Director: Peter Medak
Starring: George C. Scott, Melvyn Douglas
Word of advice: if you're living in a house where all the fawcetts start running on their own, the piano can play itself, and a creepy old lady tells you that the house "doesn't want people," just leave. Just pack a bag and go. Don't become determined to get to the bottom of it and definitely do not break open the secret locked room. No good will come of it.
The Changeling starts as high melodrama (to wit: the hero stands on one side of a highway using the telephone booth, watching his wife and daughter play in the snow on the other side; cut to a shot of a semi barrelling down the road in one direction; cut to a car coming from the other direction starting to skid; cut to the hero, realizing what's about to happen but getting stuck in the phone booth; the wife and daughter clutch each other and scream; the semi sounds its horn... you get the idea) but quickly settles into a first rate ghost story. In it, George C. Scott plays John Russell, a composer who packs up and moves to Seattle following the death of his wife and daughter, and rents a cavernous mansion through the historical preservation society. Why does one man need all this room? Because big houses are scarier than little ones.

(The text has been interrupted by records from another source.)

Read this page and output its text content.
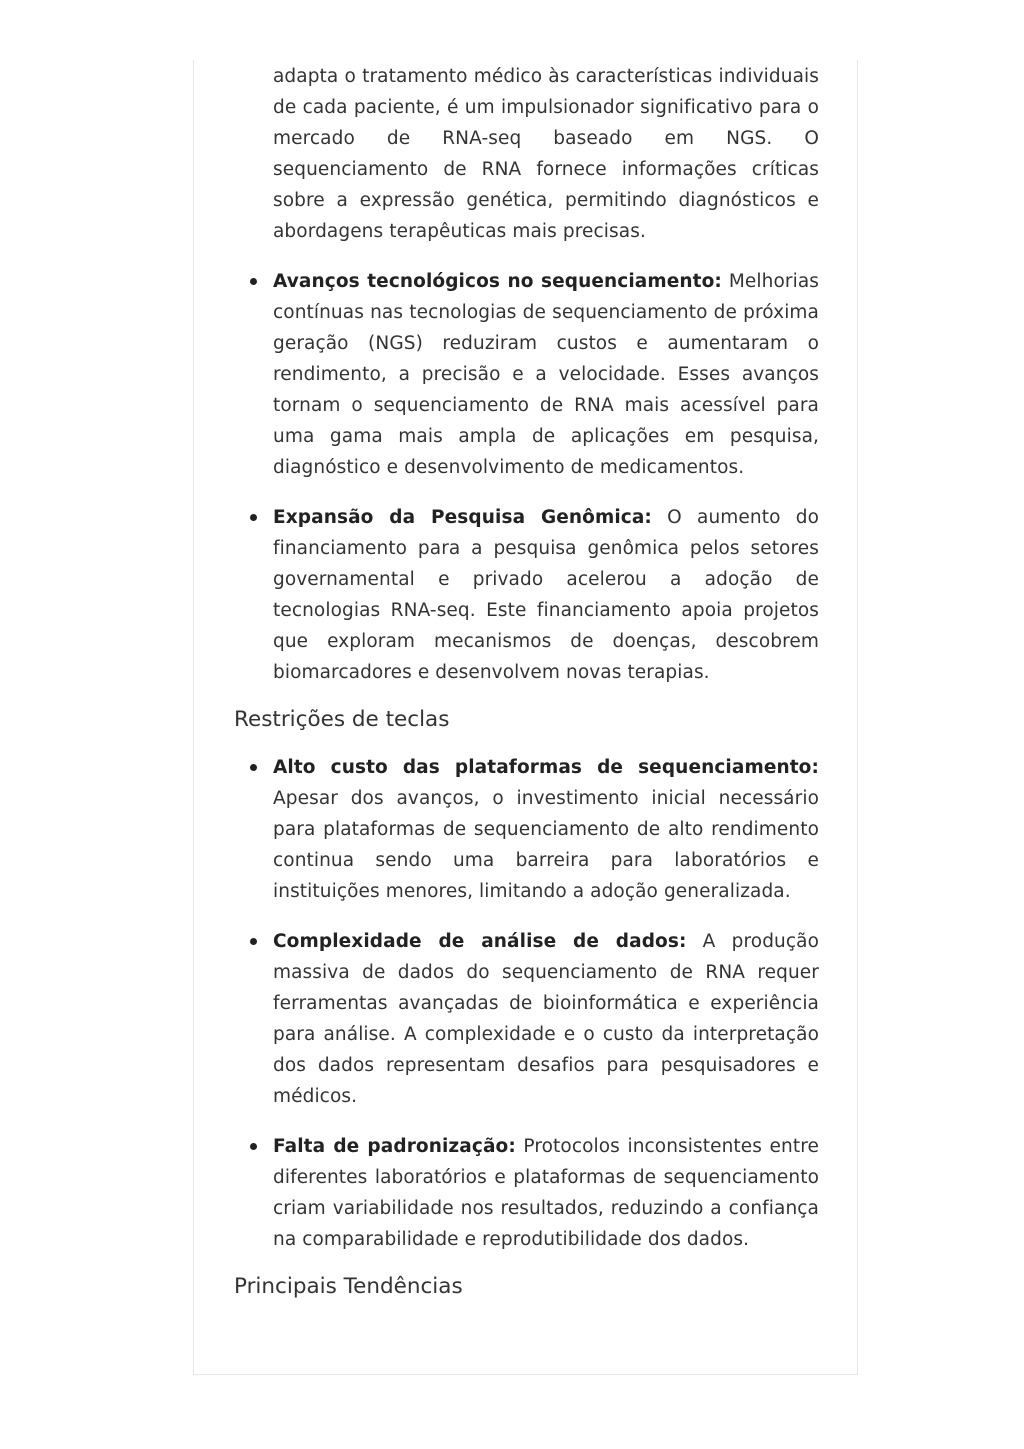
adapta o tratamento médico às características individuais de cada paciente, é um impulsionador significativo para o mercado de RNA-seq baseado em NGS. O sequenciamento de RNA fornece informações críticas sobre a expressão genética, permitindo diagnósticos e abordagens terapêuticas mais precisas.

Avanços tecnológicos no sequenciamento: Melhorias contínuas nas tecnologias de sequenciamento de próxima geração (NGS) reduziram custos e aumentaram o rendimento, a precisão e a velocidade. Esses avanços tornam o sequenciamento de RNA mais acessível para uma gama mais ampla de aplicações em pesquisa, diagnóstico e desenvolvimento de medicamentos.

Expansão da Pesquisa Genômica: O aumento do financiamento para a pesquisa genômica pelos setores governamental e privado acelerou a adoção de tecnologias RNA-seq. Este financiamento apoia projetos que exploram mecanismos de doenças, descobrem biomarcadores e desenvolvem novas terapias.

Restrições de teclas

Alto custo das plataformas de sequenciamento: Apesar dos avanços, o investimento inicial necessário para plataformas de sequenciamento de alto rendimento continua sendo uma barreira para laboratórios e instituições menores, limitando a adoção generalizada.

Complexidade de análise de dados: A produção massiva de dados do sequenciamento de RNA requer ferramentas avançadas de bioinformática e experiência para análise. A complexidade e o custo da interpretação dos dados representam desafios para pesquisadores e médicos.

Falta de padronização: Protocolos inconsistentes entre diferentes laboratórios e plataformas de sequenciamento criam variabilidade nos resultados, reduzindo a confiança na comparabilidade e reprodutibilidade dos dados.

Principais Tendências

Strange things begin happening and when he starts asking questions, he gets the feeling that something is being covered up. He finds a hidden pad-locked door and breaks it open, giving him access to the attic which it appears was once a bedroom. There's a music box in there and when he opens it he finds that it plays the exact same melody that he himself just composed the other day. He brings in experts in the field to conduct a seance and listening to the recording of the event afterwards, hears the ghostly voice answering the medium's questions. Putting all the pieces together he discovers a horrific crime that leads back to the powerful Senator Joe Carmichael (Melvyn Douglas), whose family once owned the house. Carmichael thinks he's being blackmailed, leading Russell to wonder just how much the Senator knows and just how far he's willing to go to cover it up.

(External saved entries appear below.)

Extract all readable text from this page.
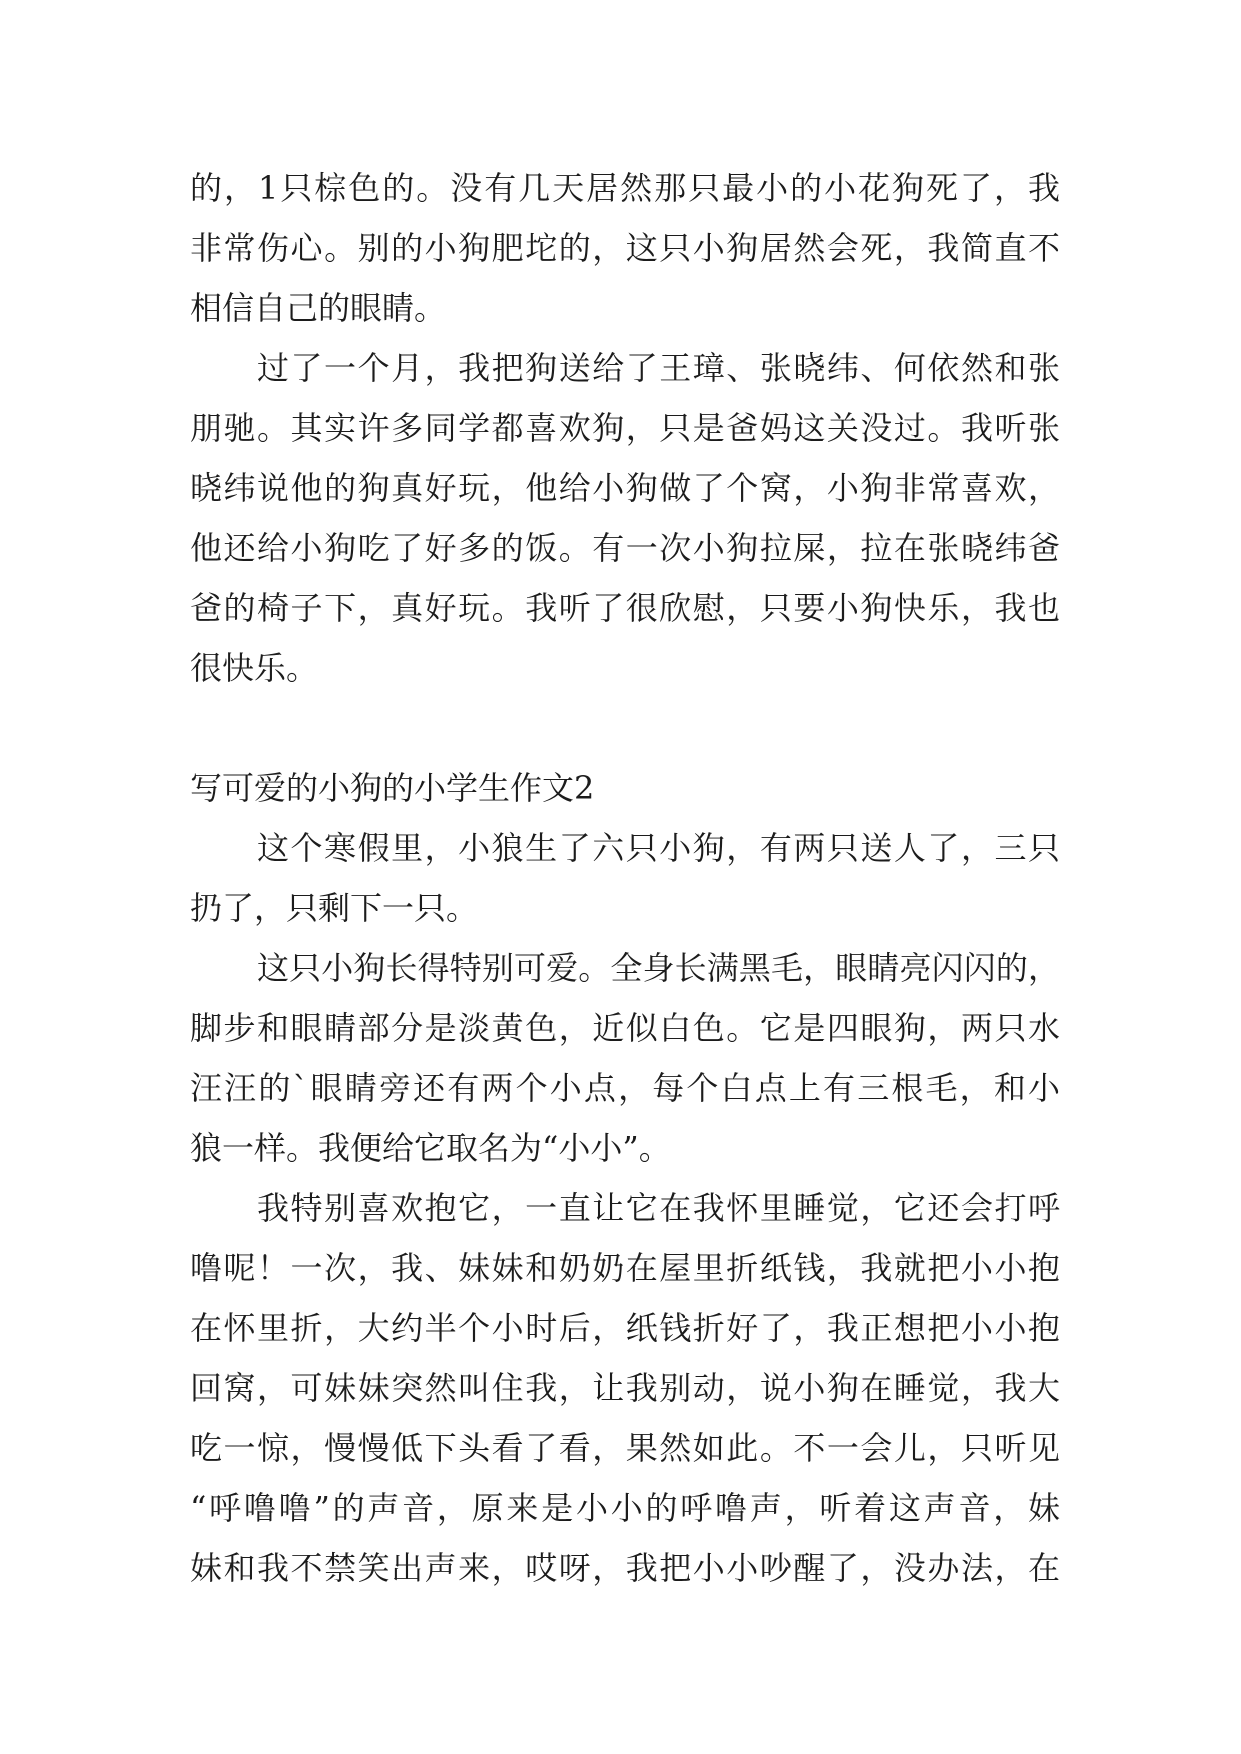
的，1只棕色的。没有几天居然那只最小的小花狗死了，我
非常伤心。别的小狗肥坨的，这只小狗居然会死，我简直不
相信自己的眼睛。
过了一个月，我把狗送给了王璋、张晓纬、何依然和张
朋驰。其实许多同学都喜欢狗，只是爸妈这关没过。我听张
晓纬说他的狗真好玩，他给小狗做了个窝，小狗非常喜欢，
他还给小狗吃了好多的饭。有一次小狗拉屎，拉在张晓纬爸
爸的椅子下，真好玩。我听了很欣慰，只要小狗快乐，我也
很快乐。
写可爱的小狗的小学生作文2
这个寒假里，小狼生了六只小狗，有两只送人了，三只
扔了，只剩下一只。
这只小狗长得特别可爱。全身长满黑毛，眼睛亮闪闪的，
脚步和眼睛部分是淡黄色，近似白色。它是四眼狗，两只水
汪汪的`眼睛旁还有两个小点，每个白点上有三根毛，和小
狼一样。我便给它取名为“小小”。
我特别喜欢抱它，一直让它在我怀里睡觉，它还会打呼
噜呢！一次，我、妹妹和奶奶在屋里折纸钱，我就把小小抱
在怀里折，大约半个小时后，纸钱折好了，我正想把小小抱
回窝，可妹妹突然叫住我，让我别动，说小狗在睡觉，我大
吃一惊，慢慢低下头看了看，果然如此。不一会儿，只听见
“呼噜噜”的声音，原来是小小的呼噜声，听着这声音，妹
妹和我不禁笑出声来，哎呀，我把小小吵醒了，没办法，在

The Changeling is cleverly and tightly constructed (though it must be said that the title kind of gives away a major plot twist) film that succeeds at creating a really creepy atmosphere and some genuine scares. The sight of a woman being chased through a house by an empty, old timey wheelchair should probably seem cheesy, but the film is so well made that it's actually pretty terrifying. This isn't a blood and guts kind of horror movie (though there's a little blood) or even one where something is always jumping out from behind corners. Director Peter Medak creates such an intensenly ominous mood that you're on edge even when nothing is happening.

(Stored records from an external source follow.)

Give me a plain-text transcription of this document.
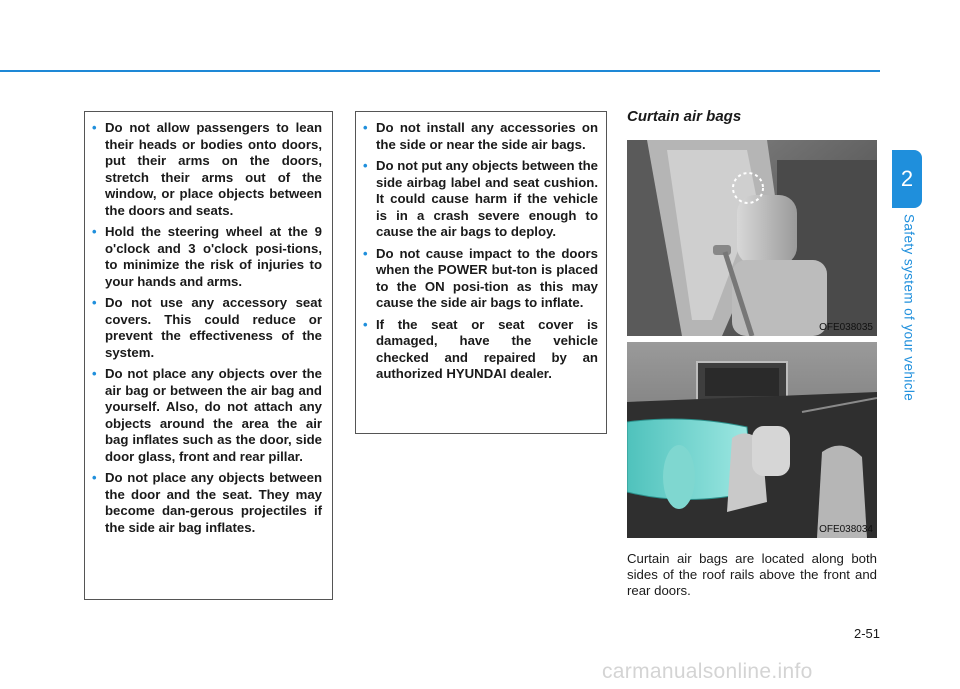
2
Safety system of your vehicle
• Do not allow passengers to lean their heads or bodies onto doors, put their arms on the doors, stretch their arms out of the window, or place objects between the doors and seats.
• Hold the steering wheel at the 9 o'clock and 3 o'clock posi-tions, to minimize the risk of injuries to your hands and arms.
• Do not use any accessory seat covers. This could reduce or prevent the effectiveness of the system.
• Do not place any objects over the air bag or between the air bag and yourself. Also, do not attach any objects around the area the air bag inflates such as the door, side door glass, front and rear pillar.
• Do not place any objects between the door and the seat. They may become dan-gerous projectiles if the side air bag inflates.
• Do not install any accessories on the side or near the side air bags.
• Do not put any objects between the side airbag label and seat cushion. It could cause harm if the vehicle is in a crash severe enough to cause the air bags to deploy.
• Do not cause impact to the doors when the POWER but-ton is placed to the ON posi-tion as this may cause the side air bags to inflate.
• If the seat or seat cover is damaged, have the vehicle checked and repaired by an authorized HYUNDAI dealer.
Curtain air bags
OFE038035
OFE038034

Curtain air bags are located along both sides of the roof rails above the front and rear doors.

2-51
carmanualsonline.info
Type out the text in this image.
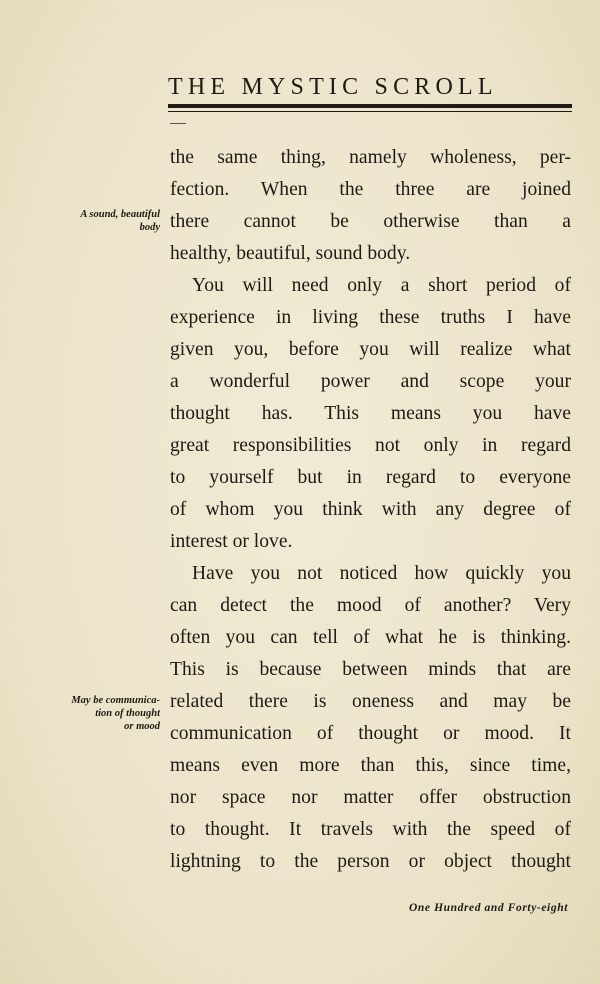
THE MYSTIC SCROLL
A sound, beautiful
body
May be communica-
tion of thought
or mood
the same thing, namely wholeness, per-
fection. When the three are joined
there cannot be otherwise than a
healthy, beautiful, sound body.
You will need only a short period of
experience in living these truths I have
given you, before you will realize what
a wonderful power and scope your
thought has. This means you have
great responsibilities not only in regard
to yourself but in regard to everyone
of whom you think with any degree of
interest or love.
Have you not noticed how quickly you
can detect the mood of another? Very
often you can tell of what he is thinking.
This is because between minds that are
related there is oneness and may be
communication of thought or mood. It
means even more than this, since time,
nor space nor matter offer obstruction
to thought. It travels with the speed of
lightning to the person or object thought
One Hundred and Forty-eight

If the film has a flaw it's in the way that Russell relates to the events happening around him. As played by Scott, he's a very commanding character and as such, whether he's being confronted by the ghostly happenings in the house or by the flesh and blood human beings who want to keep him quiet, he never acts as if he believes he's in any danger. This element of the character, while perfectly believable from the guy who played George Patton, nevertheless has the effect of undercutting the overall mood of the film. Part of the reason why scary movies are scary is because we're put in a position to relate to the protagonist and when they're scared, we're scared. If the protagonist isn't scared and acts like there's nothing to be afraid of, it works to remove us from the experience of what's happening on screen and reminds us that it's all just make believe. It's not that Scott's performance isn't good, because it is, it's just that it kind of works against everything else the film is trying to do.